It's typically a good idea for a person to think about saving for retirement and how to make their money work for them when they're young and first start to work, but the real truth is that many people don't think about financial planning until many years later, often not until they're in their 40s. This may be because they are now closer to retirement than when they were in their 20s, or they may be becoming more responsible about their spending overall. Whatever your reasons for needing advice on financial planning now that you're in your 40s, note a few quick tips.
1. Set priorities
A person in their 20s with few responsibilities may not have many priorities when it comes to their finances; they may be able to spend their money freely on whatever they so choose. However, now that you're in your 40s, consider your priorities, including college tuition for the kids, paying your mortgage, saving for retirement, saving for major repairs to the home, and so on. In your 40s, your priorities may not include a fancy new sports car or other items that could be considered a waste of money. If you don't sit down and choose your priorities, your money could wind up being wasted on any number of things, so make an actual list of those priorities, how much money you want to put to each one, and so on.

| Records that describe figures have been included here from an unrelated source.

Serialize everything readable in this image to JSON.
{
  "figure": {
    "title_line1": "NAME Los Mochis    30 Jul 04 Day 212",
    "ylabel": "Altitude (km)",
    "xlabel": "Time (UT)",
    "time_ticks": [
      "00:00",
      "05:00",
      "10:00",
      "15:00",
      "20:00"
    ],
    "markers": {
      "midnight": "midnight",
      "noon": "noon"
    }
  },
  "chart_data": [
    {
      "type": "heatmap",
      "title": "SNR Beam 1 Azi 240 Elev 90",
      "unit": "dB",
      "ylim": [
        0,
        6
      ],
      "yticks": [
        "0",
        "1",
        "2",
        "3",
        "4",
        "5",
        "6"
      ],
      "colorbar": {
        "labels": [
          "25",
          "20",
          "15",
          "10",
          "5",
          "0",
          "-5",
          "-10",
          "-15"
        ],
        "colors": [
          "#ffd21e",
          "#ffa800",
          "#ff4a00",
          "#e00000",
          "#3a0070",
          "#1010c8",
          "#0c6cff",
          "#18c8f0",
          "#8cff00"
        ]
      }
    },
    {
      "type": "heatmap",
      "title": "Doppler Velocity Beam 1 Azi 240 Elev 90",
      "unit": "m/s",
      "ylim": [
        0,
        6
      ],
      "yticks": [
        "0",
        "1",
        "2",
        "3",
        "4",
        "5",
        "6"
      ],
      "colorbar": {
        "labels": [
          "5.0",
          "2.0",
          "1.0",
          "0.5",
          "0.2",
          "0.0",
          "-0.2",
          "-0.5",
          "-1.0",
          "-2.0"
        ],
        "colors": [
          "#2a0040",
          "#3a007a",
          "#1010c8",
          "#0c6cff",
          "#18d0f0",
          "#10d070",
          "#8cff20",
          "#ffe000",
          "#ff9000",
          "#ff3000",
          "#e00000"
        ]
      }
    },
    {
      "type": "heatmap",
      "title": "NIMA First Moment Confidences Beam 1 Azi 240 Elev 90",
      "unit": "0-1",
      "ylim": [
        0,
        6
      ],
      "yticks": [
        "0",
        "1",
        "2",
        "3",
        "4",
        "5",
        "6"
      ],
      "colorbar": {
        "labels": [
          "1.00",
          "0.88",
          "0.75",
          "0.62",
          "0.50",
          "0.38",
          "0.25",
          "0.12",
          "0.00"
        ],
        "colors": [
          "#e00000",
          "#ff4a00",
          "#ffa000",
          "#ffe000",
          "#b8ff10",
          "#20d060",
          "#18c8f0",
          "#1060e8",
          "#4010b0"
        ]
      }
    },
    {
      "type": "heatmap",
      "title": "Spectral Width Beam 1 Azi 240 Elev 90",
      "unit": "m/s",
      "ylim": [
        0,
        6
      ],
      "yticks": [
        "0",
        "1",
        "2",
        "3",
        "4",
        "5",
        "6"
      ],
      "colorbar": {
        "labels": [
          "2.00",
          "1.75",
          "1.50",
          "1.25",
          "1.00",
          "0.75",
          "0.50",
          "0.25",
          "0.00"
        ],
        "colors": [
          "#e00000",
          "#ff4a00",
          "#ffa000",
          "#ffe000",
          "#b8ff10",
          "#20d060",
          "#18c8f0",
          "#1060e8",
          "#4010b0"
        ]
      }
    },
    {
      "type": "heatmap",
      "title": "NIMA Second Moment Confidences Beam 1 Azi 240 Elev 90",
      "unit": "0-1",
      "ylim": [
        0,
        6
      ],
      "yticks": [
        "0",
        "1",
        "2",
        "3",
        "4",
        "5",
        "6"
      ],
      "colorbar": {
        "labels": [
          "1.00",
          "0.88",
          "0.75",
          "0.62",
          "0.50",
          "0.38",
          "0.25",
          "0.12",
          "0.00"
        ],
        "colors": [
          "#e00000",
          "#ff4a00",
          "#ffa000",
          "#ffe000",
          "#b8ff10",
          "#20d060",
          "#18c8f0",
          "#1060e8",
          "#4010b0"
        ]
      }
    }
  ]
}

2. Little things can add up
One reason that many people in their 40s don't start saving for retirement or address their other priorities is that they often think they don't have enough money to make a difference. In truth, even putting away a few dollars every month can add up to significant savings over the years and can encourage you to save more, use more money to pay down debt rather than for frivolous purchases, etc. Even if it's just a few dollars you can put into savings or invest right now, remember that these little amounts can add up over time.
3. Take advantage of employee benefits
If your employer offers some type of retirement savings benefit, life insurance policy, or any other such financial benefit, take advantage of this. The money that they match or the amount you save in purchasing your own life insurance policy can mean more money for your own goals and savings. If you're not sure of your employee benefits, talk to your employer or human resources manager and be sure you're taking full advantage of every financial opportunity.